Some more obvious errors. First, only 2-3 paleontologists think that Protoavis might be a bird, and the extremely poor state of preservation hardly supports any confident assertions. Second, the animal represented by the Protoavis fossils did not live at the same time as Archaeopteryx, but much earlier. Third, there is no such taxon as 'Confucianornis.' If you're referring to Confuciusornis, then you are making yet another error, since the earliest known members of this genus appear much, much later, approximately 20 million years later, than Archaeopteryx. Check out Swisher et al (1999)

Quote:
Here we present the first 40Ar/39Ar dates unambiguously associated with the main fossil horizons of the lower part of the Yixian Formation, and thus, for the first time, provide accurate age calibration of this important fauna.
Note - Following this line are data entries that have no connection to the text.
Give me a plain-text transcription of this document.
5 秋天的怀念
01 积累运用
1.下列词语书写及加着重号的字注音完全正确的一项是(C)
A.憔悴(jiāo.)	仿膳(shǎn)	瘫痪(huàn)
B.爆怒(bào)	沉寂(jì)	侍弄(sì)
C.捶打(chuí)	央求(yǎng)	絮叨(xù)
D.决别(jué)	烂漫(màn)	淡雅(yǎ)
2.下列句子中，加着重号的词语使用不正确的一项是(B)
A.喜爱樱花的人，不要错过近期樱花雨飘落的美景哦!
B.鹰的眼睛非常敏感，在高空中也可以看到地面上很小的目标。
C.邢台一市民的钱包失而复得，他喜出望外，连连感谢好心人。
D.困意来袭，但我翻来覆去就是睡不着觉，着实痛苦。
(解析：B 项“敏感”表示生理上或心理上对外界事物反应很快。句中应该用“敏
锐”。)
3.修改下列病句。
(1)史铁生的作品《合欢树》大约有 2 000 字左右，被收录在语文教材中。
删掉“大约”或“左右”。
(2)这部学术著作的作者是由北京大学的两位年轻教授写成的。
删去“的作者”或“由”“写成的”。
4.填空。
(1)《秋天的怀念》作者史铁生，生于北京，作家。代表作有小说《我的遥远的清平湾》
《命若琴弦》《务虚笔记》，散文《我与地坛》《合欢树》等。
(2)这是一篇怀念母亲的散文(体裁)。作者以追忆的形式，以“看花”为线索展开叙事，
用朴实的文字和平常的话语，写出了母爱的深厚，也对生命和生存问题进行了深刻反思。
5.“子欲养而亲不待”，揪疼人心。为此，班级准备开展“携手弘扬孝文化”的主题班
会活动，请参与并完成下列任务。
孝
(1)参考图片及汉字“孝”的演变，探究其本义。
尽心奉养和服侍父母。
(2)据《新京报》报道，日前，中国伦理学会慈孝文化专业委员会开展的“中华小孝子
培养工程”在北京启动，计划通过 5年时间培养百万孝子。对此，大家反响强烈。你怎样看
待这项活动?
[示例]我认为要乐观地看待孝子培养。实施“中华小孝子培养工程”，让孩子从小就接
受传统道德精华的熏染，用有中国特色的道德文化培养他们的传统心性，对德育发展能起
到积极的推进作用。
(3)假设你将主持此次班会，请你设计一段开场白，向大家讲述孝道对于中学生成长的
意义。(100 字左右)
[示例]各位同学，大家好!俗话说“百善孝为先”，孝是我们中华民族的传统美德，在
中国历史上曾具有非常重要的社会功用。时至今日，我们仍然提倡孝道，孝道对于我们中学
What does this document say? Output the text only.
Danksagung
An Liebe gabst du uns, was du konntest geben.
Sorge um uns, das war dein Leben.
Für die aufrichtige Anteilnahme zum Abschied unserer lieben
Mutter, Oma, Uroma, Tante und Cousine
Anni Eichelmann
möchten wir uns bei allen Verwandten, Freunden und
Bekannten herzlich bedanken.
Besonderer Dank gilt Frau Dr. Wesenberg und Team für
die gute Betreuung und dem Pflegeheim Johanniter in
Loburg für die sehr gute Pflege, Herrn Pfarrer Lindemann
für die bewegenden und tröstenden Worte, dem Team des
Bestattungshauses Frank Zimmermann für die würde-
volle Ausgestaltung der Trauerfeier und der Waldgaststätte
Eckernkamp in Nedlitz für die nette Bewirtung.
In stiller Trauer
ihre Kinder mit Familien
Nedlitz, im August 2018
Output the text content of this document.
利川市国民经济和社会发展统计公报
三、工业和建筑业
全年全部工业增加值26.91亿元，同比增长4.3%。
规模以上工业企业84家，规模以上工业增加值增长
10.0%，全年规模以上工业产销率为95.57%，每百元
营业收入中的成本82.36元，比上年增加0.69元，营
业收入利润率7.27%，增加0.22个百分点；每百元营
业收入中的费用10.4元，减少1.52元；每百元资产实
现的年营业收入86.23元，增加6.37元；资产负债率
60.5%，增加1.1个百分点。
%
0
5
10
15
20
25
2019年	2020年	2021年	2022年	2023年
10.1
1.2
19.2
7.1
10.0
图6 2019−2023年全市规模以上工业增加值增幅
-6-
The results of this dating study indicate that the lower Yixian fossil horizons are not Jurassic but rather are at least 20 Myr younger, placing them within middle Early Cretaceous time
Swisher et al, Cretaceous age for the feathered dinosaurs of Liaoning, China. Nature 400, 58-61.

So, no, there is precisely zero evidence for modern birds coexisting with Archaeopteryx, and that holds true whether you're referring to any "modern" bird species, genus, family, or order. Its certainly not clear that Protoavis even belongs to the class Aves, but if it does it is certainly not placed in an existing genus, family, or order, nor is Confuciusornis, though it is a member of the class Aves.